Más allá de esta dicotomía independencia-sumisión en la que quedó envuelto, Scioli es consciente de que estas elecciones las torcerá el votante medio, el que conforma un electorado que suele ser muy sensible a estas medidas cuestionables, polémicas, que afectan el bienestar de la república o que se meten en la cotidianeidad de su bolsillo a partir de incrementar la incertidumbre o la volatilidad de la cuestión cambiaria. Por otro lado, la presencia hiperactiva de Cristina aprovechando el final de su mandato tiende a neutralizar de cierta manera la potencial toxicidad de Carlos Zaninni en la fórmula. Es que la presidenta se va con una imagen que no está del todo mal y entre actos, anuncios y cadenas nacionales opaca la de su Secretario Legal y Técnico, cuya sola presencia en las boletas del FpV constituyó una señal de alerta para el electorado independiente.

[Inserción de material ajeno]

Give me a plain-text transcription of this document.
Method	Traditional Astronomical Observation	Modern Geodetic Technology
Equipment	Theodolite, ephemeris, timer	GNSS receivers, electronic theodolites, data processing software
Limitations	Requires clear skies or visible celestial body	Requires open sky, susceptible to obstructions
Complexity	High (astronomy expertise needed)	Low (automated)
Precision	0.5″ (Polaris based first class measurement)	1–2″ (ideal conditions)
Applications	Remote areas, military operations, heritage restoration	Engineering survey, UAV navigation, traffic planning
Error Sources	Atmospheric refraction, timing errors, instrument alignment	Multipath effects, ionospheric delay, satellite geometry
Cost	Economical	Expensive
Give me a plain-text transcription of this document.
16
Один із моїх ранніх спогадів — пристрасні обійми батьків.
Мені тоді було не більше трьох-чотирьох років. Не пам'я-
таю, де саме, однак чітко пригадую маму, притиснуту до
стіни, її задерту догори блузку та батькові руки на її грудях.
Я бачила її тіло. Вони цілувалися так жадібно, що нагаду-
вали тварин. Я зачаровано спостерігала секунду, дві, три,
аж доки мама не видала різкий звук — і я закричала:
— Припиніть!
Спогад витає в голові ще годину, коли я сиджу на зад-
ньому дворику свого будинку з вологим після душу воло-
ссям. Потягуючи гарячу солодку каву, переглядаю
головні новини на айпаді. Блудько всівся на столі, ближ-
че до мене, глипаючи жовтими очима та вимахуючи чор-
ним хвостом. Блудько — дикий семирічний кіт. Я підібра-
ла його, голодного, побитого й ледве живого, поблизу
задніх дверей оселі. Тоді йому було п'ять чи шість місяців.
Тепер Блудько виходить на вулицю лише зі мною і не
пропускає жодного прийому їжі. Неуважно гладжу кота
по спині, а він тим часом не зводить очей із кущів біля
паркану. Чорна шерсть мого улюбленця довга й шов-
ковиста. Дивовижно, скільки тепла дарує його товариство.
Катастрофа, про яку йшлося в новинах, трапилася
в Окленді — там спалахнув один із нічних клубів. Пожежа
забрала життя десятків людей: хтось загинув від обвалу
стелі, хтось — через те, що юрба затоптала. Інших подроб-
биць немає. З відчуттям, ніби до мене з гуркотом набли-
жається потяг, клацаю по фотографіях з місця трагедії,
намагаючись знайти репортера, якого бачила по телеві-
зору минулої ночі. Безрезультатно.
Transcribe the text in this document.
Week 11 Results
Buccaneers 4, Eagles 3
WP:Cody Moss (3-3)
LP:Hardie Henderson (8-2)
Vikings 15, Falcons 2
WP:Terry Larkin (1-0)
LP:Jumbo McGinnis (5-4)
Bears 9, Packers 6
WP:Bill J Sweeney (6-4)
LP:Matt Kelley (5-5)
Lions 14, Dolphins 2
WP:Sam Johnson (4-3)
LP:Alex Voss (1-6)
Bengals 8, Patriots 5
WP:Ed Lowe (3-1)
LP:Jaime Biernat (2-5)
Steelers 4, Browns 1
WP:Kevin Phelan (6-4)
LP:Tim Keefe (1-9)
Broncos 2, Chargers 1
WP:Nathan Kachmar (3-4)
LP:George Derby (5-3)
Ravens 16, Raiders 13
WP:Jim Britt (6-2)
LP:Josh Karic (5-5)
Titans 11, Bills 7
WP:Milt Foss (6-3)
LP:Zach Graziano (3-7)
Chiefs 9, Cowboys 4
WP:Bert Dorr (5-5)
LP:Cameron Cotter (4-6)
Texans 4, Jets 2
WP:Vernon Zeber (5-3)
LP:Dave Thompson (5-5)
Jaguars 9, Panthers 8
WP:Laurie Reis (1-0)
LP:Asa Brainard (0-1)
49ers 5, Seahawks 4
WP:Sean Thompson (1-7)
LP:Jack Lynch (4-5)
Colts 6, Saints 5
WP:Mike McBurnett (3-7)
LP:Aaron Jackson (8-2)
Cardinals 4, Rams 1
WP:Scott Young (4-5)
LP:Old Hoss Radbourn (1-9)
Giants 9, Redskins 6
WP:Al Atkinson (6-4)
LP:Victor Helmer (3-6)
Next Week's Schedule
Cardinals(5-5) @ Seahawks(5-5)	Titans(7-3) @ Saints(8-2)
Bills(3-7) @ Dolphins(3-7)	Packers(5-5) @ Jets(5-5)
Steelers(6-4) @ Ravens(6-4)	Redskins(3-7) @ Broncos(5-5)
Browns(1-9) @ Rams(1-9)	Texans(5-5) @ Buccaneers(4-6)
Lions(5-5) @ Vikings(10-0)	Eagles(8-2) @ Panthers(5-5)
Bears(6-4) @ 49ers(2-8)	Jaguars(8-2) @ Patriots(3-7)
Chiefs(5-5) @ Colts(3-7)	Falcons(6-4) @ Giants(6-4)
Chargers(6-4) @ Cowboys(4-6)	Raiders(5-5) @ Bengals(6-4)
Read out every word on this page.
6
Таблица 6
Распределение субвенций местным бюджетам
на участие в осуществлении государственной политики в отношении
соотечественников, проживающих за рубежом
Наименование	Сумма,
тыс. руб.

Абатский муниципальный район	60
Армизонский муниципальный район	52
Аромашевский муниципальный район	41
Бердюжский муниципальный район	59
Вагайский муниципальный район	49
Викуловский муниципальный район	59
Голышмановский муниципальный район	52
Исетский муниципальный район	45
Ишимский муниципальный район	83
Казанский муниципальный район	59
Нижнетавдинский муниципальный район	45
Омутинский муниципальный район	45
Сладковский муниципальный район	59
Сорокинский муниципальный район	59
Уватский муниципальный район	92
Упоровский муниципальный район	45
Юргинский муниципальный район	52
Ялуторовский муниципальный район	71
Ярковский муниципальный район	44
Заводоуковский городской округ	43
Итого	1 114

Cristina sabe que no hay tiempo que perder: los días como presidenta se esfuman y hay que vivir cada uno como si fuera el último. Por eso, pisa el acelerador a fondo. Sus adeptos sacan la cabeza por la ventanilla y disfrutan del vértigo de la velocidad. Sus detractores cierran fuertemente sus ojos resignados, esperando lo peor. En apenas unos meses, nos vamos a enterar si delante tenía varios kilómetros de vía libre, una zona de densa neblina o un murallón.
*Una versión anterior de esta nota fue publicada en el diario La Gaceta el 18-Jul-2015.